Menurutnya, DPA sejalan dengan asas proporsionalitas yang mengedepankan keseimbangan antara penghukuman, pemulihan kerugian, serta kepentingan negara, korban, pelaku, dan masyarakat. “Pengaturan DPA adalah momen penting dalam reformasi peradilan pidana Indonesia. Tujuannya menguatkan hukum, bukan melemahkan,” tambahnya.
Dukungan Mahkamah Agung
Ketua Pengadilan Tinggi Makassar, Zainuddin, menegaskan bahwa meski Indonesia menganut sistem civil law, penerapan DPA dimungkinkan. Menurutnya, tujuan utama DPA adalah mempercepat pemulihan keuangan negara, terutama pada kasus korupsi, pencucian uang, dan suap.
“Mahkamah Agung mendukung penerapan DPA. Melalui SEMA dan PERMA, MA berupaya menciptakan peradilan yang cepat, sederhana, berbiaya ringan, dan meningkatkan penerimaan negara lewat perampasan aset,” kata Zainuddin.
Solusi Kekosongan Hukum
Sementara itu, Prof. Syukri Akub menilai DPA bisa menjadi solusi atas kekosongan hukum acara pidana di Indonesia, yang belum mengatur mekanisme penangguhan penuntutan.
“DPA menjadi instrumen hukum acara dengan syarat-syarat tertentu, sesuai prinsip Dominus Litis yang menempatkan jaksa sebagai pemilik perkara,” jelasnya.
Prof.
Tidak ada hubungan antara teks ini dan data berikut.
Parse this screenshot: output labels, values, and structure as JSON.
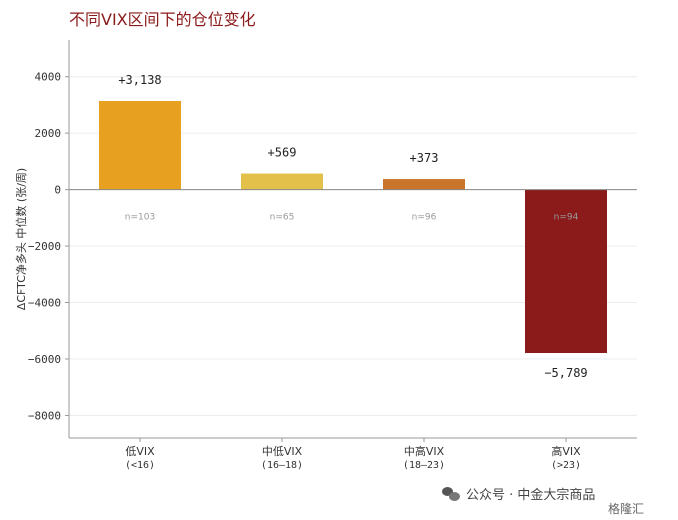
{
  "title": "不同VIX区间下的仓位变化",
  "chart_data": {
    "type": "bar",
    "title": "不同VIX区间下的仓位变化",
    "xlabel": "",
    "ylabel": "ΔCFTC净多头 中位数 (张/周)",
    "ylim": [
      -8800,
      5300
    ],
    "yticks": [
      4000,
      2000,
      0,
      -2000,
      -4000,
      -6000,
      -8000
    ],
    "ytick_labels": [
      "4000",
      "2000",
      "0",
      "−2000",
      "−4000",
      "−6000",
      "−8000"
    ],
    "categories": [
      {
        "line1": "低VIX",
        "line2": "(<16)"
      },
      {
        "line1": "中低VIX",
        "line2": "(16–18)"
      },
      {
        "line1": "中高VIX",
        "line2": "(18–23)"
      },
      {
        "line1": "高VIX",
        "line2": "(>23)"
      }
    ],
    "values": [
      3138,
      569,
      373,
      -5789
    ],
    "value_labels": [
      "+3,138",
      "+569",
      "+373",
      "−5,789"
    ],
    "n_labels": [
      "n=103",
      "n=65",
      "n=96",
      "n=94"
    ],
    "colors": [
      "#E8A020",
      "#E3C04A",
      "#C8742A",
      "#8B1A1A"
    ],
    "grid": "horizontal"
  },
  "watermark": {
    "text": "公众号 · 中金大宗商品"
  },
  "brand": "格隆汇"
}
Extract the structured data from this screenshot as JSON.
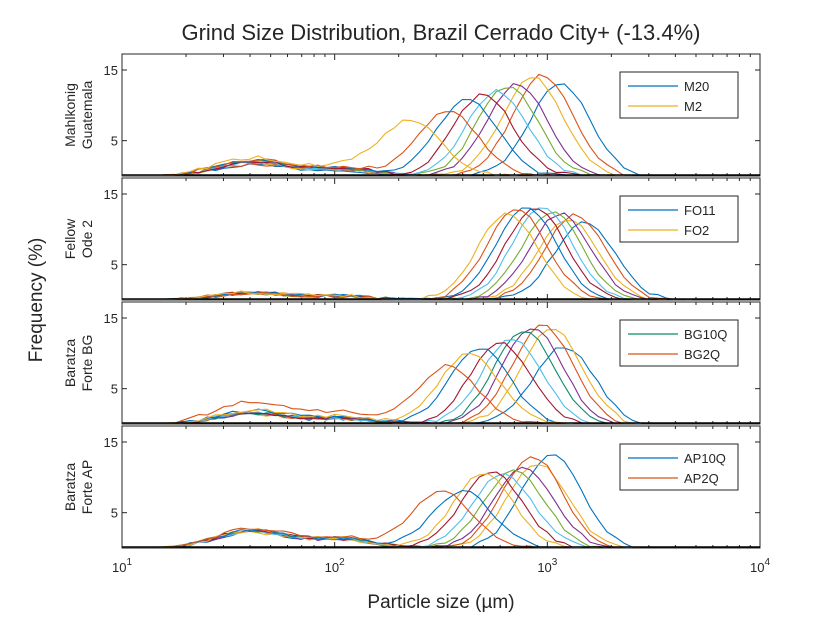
{
  "chart_data": {
    "type": "line",
    "title": "Grind Size Distribution, Brazil Cerrado City+ (-13.4%)",
    "xlabel": "Particle size (µm)",
    "ylabel": "Frequency (%)",
    "xscale": "log",
    "xlim": [
      10,
      10000
    ],
    "ylim": [
      0,
      15
    ],
    "xticks": [
      {
        "base": "10",
        "exp": "1",
        "value": 10
      },
      {
        "base": "10",
        "exp": "2",
        "value": 100
      },
      {
        "base": "10",
        "exp": "3",
        "value": 1000
      },
      {
        "base": "10",
        "exp": "4",
        "value": 10000
      }
    ],
    "yticks": [
      "5",
      "15"
    ],
    "ytick_values": [
      5,
      15
    ],
    "legend_position": "top-right",
    "palette": [
      "#0072BD",
      "#EDB120",
      "#D95319",
      "#7E2F8E",
      "#77AC30",
      "#4DBEEE",
      "#A2142F",
      "#0072BD",
      "#D95319",
      "#EDB120"
    ],
    "panels": [
      {
        "label_lines": [
          "Mahlkonig",
          "Guatemala"
        ],
        "legend": [
          {
            "label": "M20",
            "color": "#0072BD"
          },
          {
            "label": "M2",
            "color": "#EDB120"
          }
        ],
        "series": [
          {
            "name": "M20",
            "color": "#0072BD",
            "peak_x": 1150,
            "peak": 13.0,
            "shoulder": 1.6,
            "tail": 3000
          },
          {
            "color": "#D95319",
            "peak_x": 950,
            "peak": 14.3,
            "shoulder": 1.7,
            "tail": 2700
          },
          {
            "color": "#EDB120",
            "peak_x": 850,
            "peak": 14.0,
            "shoulder": 1.8,
            "tail": 2500
          },
          {
            "color": "#7E2F8E",
            "peak_x": 720,
            "peak": 13.0,
            "shoulder": 1.9,
            "tail": 2200
          },
          {
            "color": "#77AC30",
            "peak_x": 650,
            "peak": 12.7,
            "shoulder": 2.0,
            "tail": 2000
          },
          {
            "color": "#4DBEEE",
            "peak_x": 580,
            "peak": 12.0,
            "shoulder": 2.0,
            "tail": 1900
          },
          {
            "color": "#A2142F",
            "peak_x": 500,
            "peak": 11.5,
            "shoulder": 2.1,
            "tail": 1700
          },
          {
            "color": "#0072BD",
            "peak_x": 420,
            "peak": 11.0,
            "shoulder": 2.2,
            "tail": 1500
          },
          {
            "color": "#D95319",
            "peak_x": 340,
            "peak": 9.2,
            "shoulder": 2.3,
            "tail": 1300
          },
          {
            "name": "M2",
            "color": "#EDB120",
            "peak_x": 230,
            "peak": 7.8,
            "shoulder": 2.6,
            "tail": 1100
          }
        ]
      },
      {
        "label_lines": [
          "Fellow",
          "Ode 2"
        ],
        "legend": [
          {
            "label": "FO11",
            "color": "#0072BD"
          },
          {
            "label": "FO2",
            "color": "#EDB120"
          }
        ],
        "series": [
          {
            "name": "FO11",
            "color": "#0072BD",
            "peak_x": 1500,
            "peak": 11.0,
            "shoulder": 1.0,
            "tail": 5000
          },
          {
            "color": "#D95319",
            "peak_x": 1350,
            "peak": 12.0,
            "shoulder": 1.0,
            "tail": 4300
          },
          {
            "color": "#EDB120",
            "peak_x": 1250,
            "peak": 11.5,
            "shoulder": 1.0,
            "tail": 3800
          },
          {
            "color": "#7E2F8E",
            "peak_x": 1150,
            "peak": 12.2,
            "shoulder": 1.0,
            "tail": 3400
          },
          {
            "color": "#77AC30",
            "peak_x": 1050,
            "peak": 12.5,
            "shoulder": 1.0,
            "tail": 3100
          },
          {
            "color": "#4DBEEE",
            "peak_x": 950,
            "peak": 13.2,
            "shoulder": 1.0,
            "tail": 2800
          },
          {
            "color": "#A2142F",
            "peak_x": 880,
            "peak": 13.0,
            "shoulder": 1.0,
            "tail": 2500
          },
          {
            "color": "#0072BD",
            "peak_x": 800,
            "peak": 13.0,
            "shoulder": 1.0,
            "tail": 2300
          },
          {
            "color": "#D95319",
            "peak_x": 720,
            "peak": 12.8,
            "shoulder": 1.0,
            "tail": 2100
          },
          {
            "name": "FO2",
            "color": "#EDB120",
            "peak_x": 650,
            "peak": 12.2,
            "shoulder": 1.1,
            "tail": 1900
          }
        ]
      },
      {
        "label_lines": [
          "Baratza",
          "Forte BG"
        ],
        "legend": [
          {
            "label": "BG10Q",
            "color": "#0E8A6B"
          },
          {
            "label": "BG2Q",
            "color": "#D95319"
          }
        ],
        "series": [
          {
            "color": "#0072BD",
            "peak_x": 1200,
            "peak": 11.0,
            "shoulder": 1.3,
            "tail": 3000
          },
          {
            "color": "#EDB120",
            "peak_x": 1050,
            "peak": 13.5,
            "shoulder": 1.4,
            "tail": 2800
          },
          {
            "color": "#D95319",
            "peak_x": 950,
            "peak": 14.0,
            "shoulder": 1.4,
            "tail": 2600
          },
          {
            "color": "#7E2F8E",
            "peak_x": 850,
            "peak": 13.5,
            "shoulder": 1.5,
            "tail": 2300
          },
          {
            "name": "BG10Q",
            "color": "#0E8A6B",
            "peak_x": 780,
            "peak": 13.2,
            "shoulder": 1.5,
            "tail": 2100
          },
          {
            "color": "#4DBEEE",
            "peak_x": 680,
            "peak": 12.0,
            "shoulder": 1.6,
            "tail": 1900
          },
          {
            "color": "#A2142F",
            "peak_x": 600,
            "peak": 11.5,
            "shoulder": 1.6,
            "tail": 1700
          },
          {
            "color": "#0072BD",
            "peak_x": 480,
            "peak": 10.8,
            "shoulder": 1.9,
            "tail": 1500
          },
          {
            "color": "#EDB120",
            "peak_x": 430,
            "peak": 10.0,
            "shoulder": 2.0,
            "tail": 1400
          },
          {
            "name": "BG2Q",
            "color": "#D95319",
            "peak_x": 340,
            "peak": 8.2,
            "shoulder": 3.2,
            "tail": 1200
          }
        ]
      },
      {
        "label_lines": [
          "Baratza",
          "Forte AP"
        ],
        "legend": [
          {
            "label": "AP10Q",
            "color": "#0072BD"
          },
          {
            "label": "AP2Q",
            "color": "#D95319"
          }
        ],
        "series": [
          {
            "name": "AP10Q",
            "color": "#0072BD",
            "peak_x": 1050,
            "peak": 13.3,
            "shoulder": 2.2,
            "tail": 2900
          },
          {
            "color": "#EDB120",
            "peak_x": 900,
            "peak": 12.0,
            "shoulder": 2.2,
            "tail": 2600
          },
          {
            "color": "#D95319",
            "peak_x": 850,
            "peak": 13.0,
            "shoulder": 2.3,
            "tail": 2400
          },
          {
            "color": "#7E2F8E",
            "peak_x": 780,
            "peak": 11.3,
            "shoulder": 2.3,
            "tail": 2200
          },
          {
            "color": "#77AC30",
            "peak_x": 700,
            "peak": 11.0,
            "shoulder": 2.4,
            "tail": 2000
          },
          {
            "color": "#4DBEEE",
            "peak_x": 620,
            "peak": 10.5,
            "shoulder": 2.4,
            "tail": 1800
          },
          {
            "color": "#A2142F",
            "peak_x": 550,
            "peak": 10.8,
            "shoulder": 2.5,
            "tail": 1600
          },
          {
            "color": "#EDB120",
            "peak_x": 500,
            "peak": 10.5,
            "shoulder": 2.5,
            "tail": 1450
          },
          {
            "color": "#0072BD",
            "peak_x": 400,
            "peak": 8.0,
            "shoulder": 2.5,
            "tail": 1300
          },
          {
            "name": "AP2Q",
            "color": "#D95319",
            "peak_x": 320,
            "peak": 8.0,
            "shoulder": 2.8,
            "tail": 1150
          }
        ]
      }
    ]
  }
}
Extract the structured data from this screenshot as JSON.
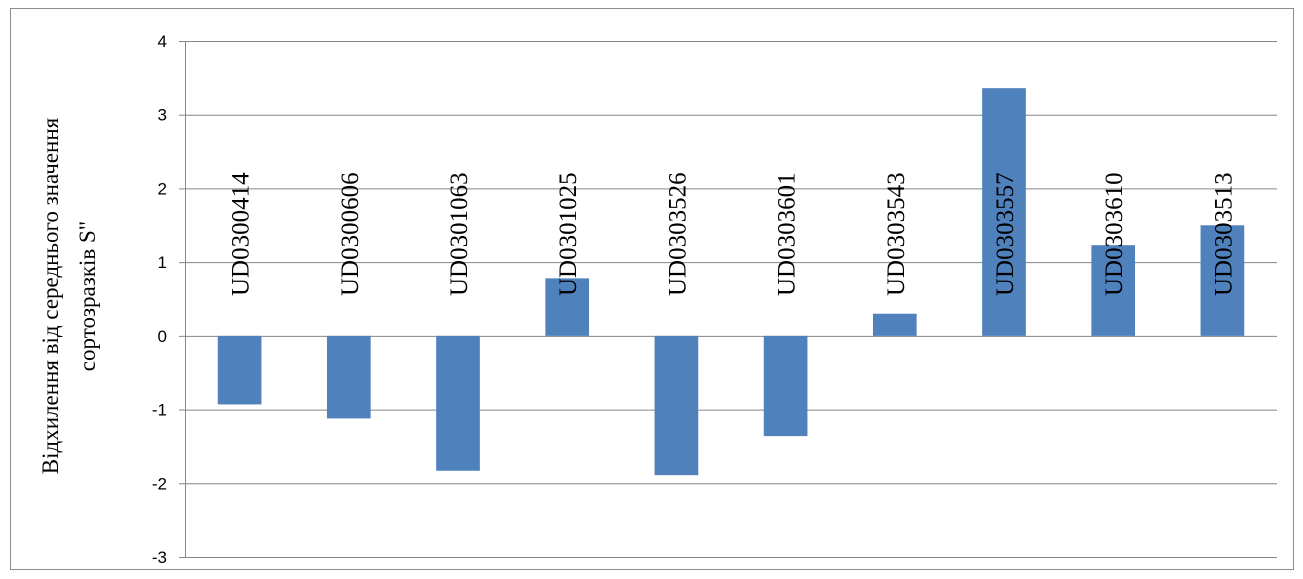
{
  "chart_data": {
    "type": "bar",
    "title": "",
    "xlabel": "",
    "ylabel_lines": [
      "Відхилення від середнього значення",
      "сортозразків  S\""
    ],
    "categories": [
      "UD0300414",
      "UD0300606",
      "UD0301063",
      "UD0301025",
      "UD0303526",
      "UD0303601",
      "UD0303543",
      "UD0303557",
      "UD0303610",
      "UD0303513"
    ],
    "series": [
      {
        "values": [
          -0.93,
          -1.12,
          -1.83,
          0.78,
          -1.89,
          -1.36,
          0.3,
          3.36,
          1.23,
          1.5
        ],
        "color": "#4f81bd"
      }
    ],
    "ylim": [
      -3,
      4
    ],
    "yticks": [
      4,
      3,
      2,
      1,
      0,
      -1,
      -2,
      -3
    ],
    "ytick_labels": [
      "4",
      "3",
      "2",
      "1",
      "0",
      "-1",
      "-2",
      "-3"
    ],
    "grid": true,
    "gridline_color": "#868686",
    "legend": "none"
  }
}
Syukri menjabarkan bahwa penerapan DPA terdiri atas dua tahap, yakni Evidential Stage untuk menilai kecukupan bukti, serta Public Interest Stage untuk menimbang apakah kepentingan publik lebih baik melalui DPA dibanding penuntutan pidana.
Meski menawarkan efisiensi dan pemulihan kerugian, Syukri mengingatkan adanya tantangan, seperti risiko dianggap sebagai “corporate impunity” serta sulitnya pelacakan aset lintas negara. Untuk itu, ia menyarankan Kejaksaan diberi kewenangan penuh, disertai pengawasan tim independen demi menjaga akuntabilitas.
“Contoh di Inggris, seperti kasus Standard Bank, Rolls-Royce, hingga Airbus, menunjukkan DPA mampu menangani korupsi global yang kompleks tanpa mematikan perusahaan. Itu bisa jadi referensi bagi Indonesia,” pungkasnya.